China is making full use of its experience and lessons from the prevention and treatment of the Severe Acute Respiratory Syndrome (SARS) to help fight Ebola in West Africa, officials said.
By following the principle of early detection, early reporting, early quarantine and early treatment, China will build a 100-bed treatment center in Liberia where the epidemic is most serious, Wang Shengwen, director-general of the Commerce Ministry’s Foreign Aid Department, told reporters on Nov 3.
The center will be managed and operated by a medical team from the People’s Liberation Army (PLA), and the Chinese government has selected and trained 480 medical personnel from the PLA to be sent to Liberia, Wang said.
During the construction of the center, China will strictly meet the requirements for building infectious hospitals, where buffer zones will be built between the clean area, the polluted area and the semi-polluted area.
Following the treatment guidelines set by the World Health Organization, Chinese medical workers have closely observed suspected Ebola patients and treated the patients diagnosed with the virus.
They have also carried out campaigns to popularize knowledge about the prevention and treatment of Ebola, as well as sanitation and health.

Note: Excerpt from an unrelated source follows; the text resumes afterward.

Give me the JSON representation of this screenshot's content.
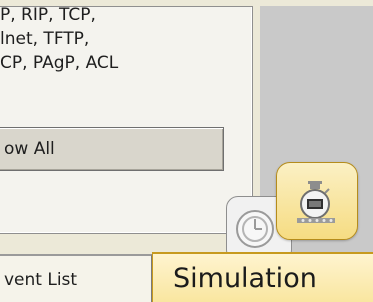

Since April this year, China, the first foreign country to provide assistance to the affected nations, has delivered four batches of emergency relief materials to the affected countries, Vice Minister of Commerce Fang Aiqing said.
In addition to providing funds and food, China has also provided disease prevention materials, such as protective clothes and goggles, sprayers, gauze masks, body thermometers as well as temperature monitors.

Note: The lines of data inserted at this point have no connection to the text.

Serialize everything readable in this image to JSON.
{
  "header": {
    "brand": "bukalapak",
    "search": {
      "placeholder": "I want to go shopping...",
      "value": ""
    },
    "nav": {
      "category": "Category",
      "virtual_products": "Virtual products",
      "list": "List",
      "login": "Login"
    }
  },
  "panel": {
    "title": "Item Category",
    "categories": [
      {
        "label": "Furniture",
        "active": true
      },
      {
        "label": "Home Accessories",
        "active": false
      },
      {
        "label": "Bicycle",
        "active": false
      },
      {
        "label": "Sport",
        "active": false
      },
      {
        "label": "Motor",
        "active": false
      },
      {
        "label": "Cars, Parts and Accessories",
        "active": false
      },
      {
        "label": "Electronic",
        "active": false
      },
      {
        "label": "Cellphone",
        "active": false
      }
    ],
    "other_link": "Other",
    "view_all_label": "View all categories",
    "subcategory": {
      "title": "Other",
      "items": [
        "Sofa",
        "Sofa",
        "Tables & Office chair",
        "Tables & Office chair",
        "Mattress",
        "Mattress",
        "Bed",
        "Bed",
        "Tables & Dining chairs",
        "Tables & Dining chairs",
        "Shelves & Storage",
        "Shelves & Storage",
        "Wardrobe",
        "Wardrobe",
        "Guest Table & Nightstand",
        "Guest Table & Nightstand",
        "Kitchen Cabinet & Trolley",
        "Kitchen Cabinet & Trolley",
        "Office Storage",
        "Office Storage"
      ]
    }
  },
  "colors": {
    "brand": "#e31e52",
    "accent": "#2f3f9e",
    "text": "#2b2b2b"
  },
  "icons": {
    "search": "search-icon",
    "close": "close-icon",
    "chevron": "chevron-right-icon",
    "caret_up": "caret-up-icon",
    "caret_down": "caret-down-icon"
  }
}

China has also set up laboratories and holding centers and sent expert groups and medical teams to the affected countries.
So far, China has offered aid worth $122 million in four batches to West African countries, Fang said.
To answer the calls from the African countries, China will provide ambulances, motorcycles, healthcare kits, hospital beds, pickup trucks and incinerators, he said.
Meanwhile, Sierra Leone has expressed “heartfelt appreciation” of China’s support and technical assistance in the fight against the Ebola virus.
In a note dated Oct 15 sent by the African country’s permanent UN mission in Geneva to its Chinese counterpart, Sierra Leone said it “is grateful for this important and generous contribution.”
Sierra Leone looks forward to further cooperation and collaboration with the Chinese government as the country strives to eliminate the spread of the terrible disease, added the mission.
Since the Ebola outbreak, the Chinese government has taken the lead in responding to the appeals of the affected countries and the WHO.
Domestically, China has strengthened preventive measures and is confident, capable and ready to battle a possible Ebola outbreak, said a health official on Nov 3.
Wang Wenjie with the National Health and Family Planning Commission said at a news conference that a national joint prevention and control mechanism can help China contain the disease in a timely manner in the event of an outbreak.
China has not reported any confirmed cases of the virus, but experts say risks exist with the rise of international travel between China and African countries, said Wang.
The official also revealed that there have been no confirmed Ebola cases among Chinese citizens living and working abroad or among Chinese medical workers helping to combat the disease in Africa.
“China has devised contingency plans to give timely and effective treatment to Chinese citizens once there is a confirmed case abroad, including transferring patients back home if necessary,” said Wang.
The WHO said in its latest release that 4,951 people had died from Ebola in eight countries and there had been a total of 13,567 reported cases by Oct 29. Guinea, Liberia and Sierra Leone are the hardest-hit nations.